1646. Would a man, whose wife and family are inflexibly Protestant, be justified in ruining his married happiness by becoming a convert to the Catholic Church?

It should not be taken for granted that such a position would necessarily arise. It has been said with some truth that our worst troubles are those which never happen. In the first place, the man who feels drawn to the Catholic Church will have a few months of instruction and preparation before taking the actual step. During that time he can gradually dispose his family towards a more sympathetic outlook; and it is quite possible that he will not find them so inflexible as he anticipated. Nor, should they insist on remaining Protestants themselves, would they necessarily take his becoming a Catholic so badly as to ruin his marital happiness. However, if the worst did happen, and if after due instruction the man were absolutely convinced of the truth of the Catholic Church, he would have to become a Catholic eventually despite the protests of his family.
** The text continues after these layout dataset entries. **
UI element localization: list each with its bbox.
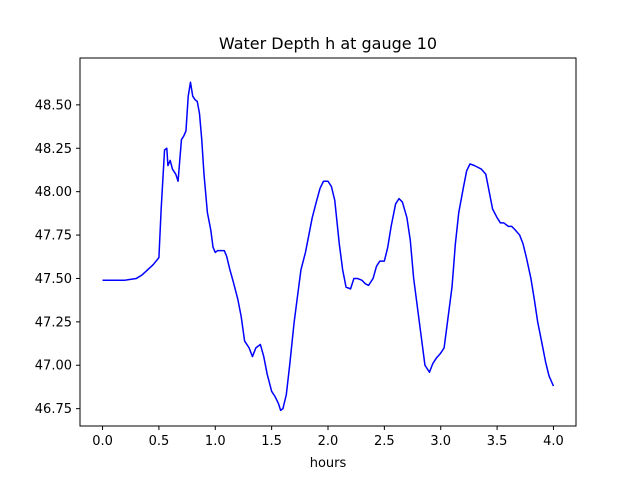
y-tick-label: 48.00 xyxy=(35,185,72,200)
x-tick-label: 1.5 xyxy=(261,434,282,449)
y-tick-label: 47.00 xyxy=(35,359,72,374)
y-tick-label: 47.25 xyxy=(35,315,72,330)
y-tick-label: 47.75 xyxy=(35,229,72,244)
y-tick-label: 48.25 xyxy=(35,142,72,157)
x-tick-label: 0.5 xyxy=(149,434,170,449)
chart-title: Water Depth h at gauge 10 xyxy=(219,34,437,53)
x-tick-label: 2.5 xyxy=(374,434,395,449)
y-tick-label: 48.50 xyxy=(35,98,72,113)
y-tick-label: 46.75 xyxy=(35,402,72,417)
x-tick-label: 3.0 xyxy=(430,434,451,449)
series-line-0 xyxy=(102,81,555,412)
x-tick-label: 3.5 xyxy=(487,434,508,449)
y-tick-label: 47.50 xyxy=(35,272,72,287)
x-axis-label: hours xyxy=(310,456,347,471)
x-tick-label: 2.0 xyxy=(318,434,339,449)
x-axis: 0.0 0.5 1.0 1.5 2.0 2.5 3.0 3.5 4.0 xyxy=(92,426,564,449)
y-axis: 46.75 47.00 47.25 47.50 47.75 48.00 48.25 48.50 xyxy=(35,98,80,417)
x-tick-label: 4.0 xyxy=(543,434,564,449)
x-tick-label: 0.0 xyxy=(92,434,113,449)
x-tick-label: 1.0 xyxy=(205,434,226,449)
series-layer xyxy=(102,81,555,412)
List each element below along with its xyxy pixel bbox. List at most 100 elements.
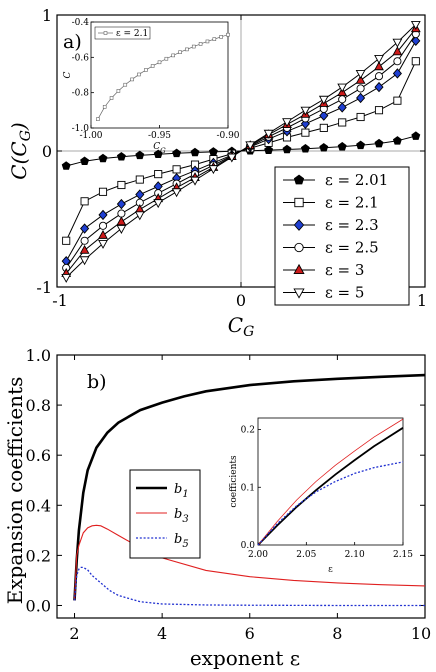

I say eventually, because where there are grave difficulties a person convinced of the truth of the Catholic Church might be justified in postponing his actual reception into the Church for a time in the hope of smoothing out the difficulties to some extent. But eventually he would have no choice but to become, a Catholic. For that would be a duty to conscience and to God, a duty which comes before duty to any human beings on the face of the earth. No claims of parents, or of husband or wife or children, relatives or friends, can come before one's duty to God. One may do his best to dispose all things as peacefully as possible; but if fidelity to conscience means the cross of suffering, one can but take up that cross.

1647. Would such a man have a chance of salvation if he persisted in his refusal to become a Catholic?

If, in order to please his family, such a man persisted in refusing to become a Catholic, and died still refusing, he would have no chance of salvation. After all, our Lord foresaw such difficulties. "Think ye," He said, "that I am come to give peace on earth? I tell you, no; but separation. For there shall be from henceforth five in one house divided; three against two, and two against three. The father shall be divided against the son, and the son against his father; the mother against the daughter, and the daughter against the mother; the mother-in-law against her daughter-inlaw, and the daugther-in-law against her mother-in-law." Lk., XII, 51-53. It is of course always possible that a man who delays longer than he should in becoming a Catholic may become a Catholic before he dies, or at least get the grace of repentance for not having done so on his deathbed. There are innumerable cases of people who have sent for a priest at the last and have begged to be received into the Church. But there is always a risk that the abuse of present graces might not deserve sufficient time or grace in the future. I would certainly advise any man who is convinced of the truth of the Catholic religion to become a Catholic in actual fact as soon as it is reasonably possible for him to do so.